The Premise: If you put all the geniuses in one town they can invent anything.
Wacky small towns are a popular theme among Hollywood writers. You've seen it a million times before: big city character, stressed and confused by life, wanders into a small town of warm eccentrics and never leaves. It's such an unlikely scenario that when it comes right down to it the sci-fi series Eureka is actually no less likely than Northern Exposure.
In Eureka, the big city character is U.S. Marshall Jack Carter (Colin Ferguson), who discovers a place called Eureka where the government has been squirreling away all the geniuses they can find to work on super secret technology. It's a cute premise, providing a nice setting for talking houses, scientists who can erase memories and mysterious artifacts.
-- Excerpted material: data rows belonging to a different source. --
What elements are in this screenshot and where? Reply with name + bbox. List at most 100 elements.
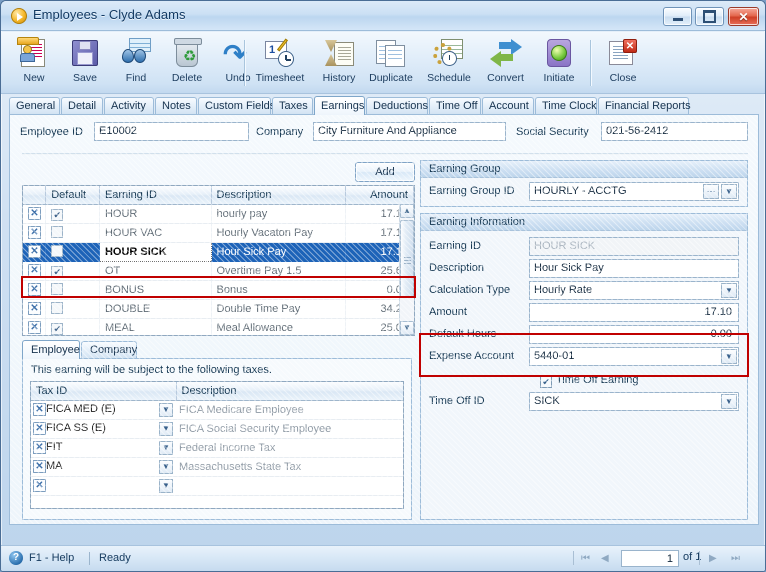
tab-financial-reports[interactable]: Financial Reports	[598, 97, 691, 114]
delete-row-icon[interactable]: ✕	[33, 440, 46, 454]
delete-row-icon[interactable]: ✕	[33, 459, 46, 473]
page-number-input[interactable]: 1	[621, 550, 679, 567]
first-record-icon[interactable]: ⏮	[581, 553, 590, 564]
toolbar-delete-button[interactable]: ♻ Delete	[159, 35, 215, 91]
default-checkbox[interactable]	[51, 283, 64, 295]
minimize-button[interactable]	[663, 7, 692, 26]
row-delete-cell[interactable]: ✕	[23, 299, 47, 319]
default-checkbox[interactable]	[51, 245, 64, 257]
scroll-up-icon[interactable]: ▲	[400, 204, 414, 218]
col-amount[interactable]: Amount	[345, 186, 414, 205]
col-description[interactable]: Description	[211, 186, 346, 205]
subtab-employee[interactable]: Employee	[22, 340, 80, 359]
toolbar-history-button[interactable]: History	[311, 35, 367, 91]
delete-row-icon[interactable]: ✕	[33, 478, 46, 492]
toolbar-schedule-button[interactable]: Schedule	[420, 35, 478, 91]
row-default-cell[interactable]	[45, 242, 100, 262]
default-checkbox[interactable]	[51, 322, 64, 335]
toolbar-save-button[interactable]: Save	[57, 35, 113, 91]
col-delete[interactable]	[23, 186, 47, 205]
toolbar-timesheet-button[interactable]: 1 Timesheet	[249, 35, 311, 91]
table-row[interactable]: ✕ HOUR hourly pay 17.10	[23, 204, 414, 224]
row-default-cell[interactable]	[45, 299, 100, 319]
toolbar-new-button[interactable]: New	[6, 35, 62, 91]
row-delete-cell[interactable]: ✕	[23, 204, 47, 224]
table-row[interactable]: ✕ BONUS Bonus 0.00	[23, 280, 414, 300]
chevron-down-icon[interactable]: ▼	[159, 478, 173, 493]
maximize-button[interactable]	[695, 7, 724, 26]
chevron-down-icon[interactable]: ▼	[721, 349, 737, 364]
table-row[interactable]: ✕ OT Overtime Pay 1.5 25.65	[23, 261, 414, 281]
col-tax-id[interactable]: Tax ID	[31, 382, 177, 401]
description-field[interactable]: Hour Sick Pay	[529, 259, 739, 278]
last-record-icon[interactable]: ⏭	[731, 553, 740, 564]
earnings-grid[interactable]: Default Earning ID Description Amount ✕ …	[22, 185, 415, 336]
delete-row-icon[interactable]: ✕	[28, 321, 41, 334]
tab-time-off[interactable]: Time Off	[429, 97, 481, 114]
list-item[interactable]: ✕ FICA SS (E) ▼ FICA Social Security Emplo…	[31, 419, 403, 439]
row-delete-cell[interactable]: ✕	[23, 242, 47, 262]
tab-custom-fields[interactable]: Custom Fields	[198, 97, 275, 114]
delete-row-icon[interactable]: ✕	[28, 283, 41, 296]
tax-grid[interactable]: Tax ID Description ✕ FICA MED (E) ▼ FICA M…	[30, 381, 404, 509]
table-row-selected[interactable]: ✕ HOUR SICK Hour Sick Pay 17.10	[23, 241, 414, 262]
row-delete-cell[interactable]: ✕	[23, 223, 47, 243]
calculation-type-combo[interactable]: Hourly Rate ▼	[529, 281, 739, 300]
toolbar-convert-button[interactable]: Convert	[478, 35, 533, 91]
list-item[interactable]: ✕ FIT ▼ Federal Income Tax	[31, 438, 403, 458]
chevron-down-icon[interactable]: ▼	[159, 440, 173, 455]
subtab-company[interactable]: Company	[81, 341, 137, 358]
tab-deductions[interactable]: Deductions	[366, 97, 428, 114]
list-item[interactable]: ✕ MA ▼ Massachusetts State Tax	[31, 457, 403, 477]
delete-row-icon[interactable]: ✕	[28, 302, 41, 315]
col-default[interactable]: Default	[45, 186, 100, 205]
time-off-earning-checkbox-row[interactable]: Time Off Earning	[540, 371, 639, 390]
previous-record-icon[interactable]: ◀	[601, 553, 609, 564]
company-field[interactable]: City Furniture And Appliance	[313, 122, 506, 141]
tab-taxes[interactable]: Taxes	[272, 97, 313, 114]
table-row[interactable]: ✕ DOUBLE Double Time Pay 34.20	[23, 299, 414, 319]
col-earning-id[interactable]: Earning ID	[99, 186, 212, 205]
next-record-icon[interactable]: ▶	[709, 553, 717, 564]
tax-id-cell[interactable]: ✕ FICA MED (E) ▼	[31, 400, 176, 420]
delete-row-icon[interactable]: ✕	[33, 421, 46, 435]
default-checkbox[interactable]	[51, 265, 64, 278]
row-delete-cell[interactable]: ✕	[23, 318, 47, 335]
employee-id-field[interactable]: E10002	[94, 122, 249, 141]
row-default-cell[interactable]	[45, 280, 100, 300]
list-item[interactable]: ✕ ▼	[31, 476, 403, 496]
row-delete-cell[interactable]: ✕	[23, 280, 47, 300]
scroll-down-icon[interactable]: ▼	[400, 321, 414, 335]
row-default-cell[interactable]	[45, 204, 100, 224]
scrollbar-thumb[interactable]	[400, 220, 414, 298]
earning-group-id-combo[interactable]: HOURLY - ACCTG ⋯ ▼	[529, 182, 739, 201]
chevron-down-icon[interactable]: ▼	[159, 402, 173, 417]
table-row[interactable]: ✕ HOUR VAC Hourly Vacaton Pay 17.10	[23, 223, 414, 243]
list-item[interactable]: ✕ FICA MED (E) ▼ FICA Medicare Employee	[31, 400, 403, 420]
expense-account-combo[interactable]: 5440-01 ▼	[529, 347, 739, 366]
table-row[interactable]: ✕ MEAL Meal Allowance 25.00	[23, 318, 414, 335]
amount-field[interactable]: 17.10	[529, 303, 739, 322]
row-default-cell[interactable]	[45, 223, 100, 243]
row-default-cell[interactable]	[45, 261, 100, 281]
tab-detail[interactable]: Detail	[61, 97, 103, 114]
row-default-cell[interactable]	[45, 318, 100, 335]
tab-activity[interactable]: Activity	[104, 97, 154, 114]
tab-earnings[interactable]: Earnings	[314, 96, 365, 115]
default-checkbox[interactable]	[51, 208, 64, 221]
delete-row-icon[interactable]: ✕	[28, 207, 41, 220]
help-text[interactable]: F1 - Help	[29, 552, 74, 564]
default-hours-field[interactable]: 0.00	[529, 325, 739, 344]
tax-id-cell[interactable]: ✕ ▼	[31, 476, 176, 496]
earnings-grid-scrollbar[interactable]: ▲ ▼	[399, 204, 414, 335]
tab-account[interactable]: Account	[482, 97, 534, 114]
tab-general[interactable]: General	[9, 97, 60, 114]
col-tax-description[interactable]: Description	[176, 382, 403, 401]
delete-row-icon[interactable]: ✕	[28, 264, 41, 277]
default-checkbox[interactable]	[51, 302, 64, 314]
toolbar-duplicate-button[interactable]: Duplicate	[362, 35, 420, 91]
tax-id-cell[interactable]: ✕ MA ▼	[31, 457, 176, 477]
question-mark-icon[interactable]: ?	[9, 551, 23, 565]
tax-id-cell[interactable]: ✕ FICA SS (E) ▼	[31, 419, 176, 439]
add-earning-button[interactable]: Add	[355, 162, 415, 182]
The stories are generally entertaining, but the show is more interesting around its edges than at its center. Ferguson is pleasantly bland and with the exception of Joe Morton as a wry inventor the rest of the main characters feel rather generic. The characters that most attract your attention have the least air time, ranging from Erica Cerra as the amusingly gung ho deputy Jo, who has a fairly big supporting role, to the brilliant Matt Frewer who shows up for a few seconds now and again as a nutty dogcatcher.
The end result is a show that falls somewhere between the original SciFi Channel shows I find dull like Stargate SG-1 and Battlestar Galactica and the series I enjoy like Farscape and, uh, well ... okay, like Farscape.
So far, Eureka keeps me watching but never gets me caring. Will Carter hook up with the sexy government liason who will she go back to that prickly science guy? Don't care. Will the show ever tell us what's going on with that innkeeper shrink? I guess, but so what. What is that big glowy thing in Section 5? Or was it Section 4? Whatever.
Still, it's more interesting than a lot of those small-town series. I couldn't watch more than the first episode of Nothern Exposure, but this one's been stringing me along for a while now.
My Final Analysis: I guess as long as they keep showing this I'll probably keep watching it, but if they cancel it tomorrow I'll have forgotten it existed two weeks later.
Eureka can be seen on the Sci-Fi Channel, Fridays at 7 pm.






Article comments
1 - GrimWeeper
Finally, I've found someone else who find BSG as boring as I do. I thought I was alone in the universe.
I checked into Eureka for about 15 minutes, and found just like you, that I simply didn't care about the characters. Additionally, during those 15 minutes not much happened. I am unwilling to waste my time on uninteresting characters who spend 15 minutes just talking at the end of which time nothing much develops. Based on what you wrote, I might take another look at it just to see Matt Frewer, who I've always admired, but only if I happen to be channel surfing at the same time that Eureka is on.
2 - MichelleLee
Thanks for the review! I'm enjoying Eureka, but you're right, it can't rival really memorable shows like Farscape. Even Television Without Pity can't let Farscape go!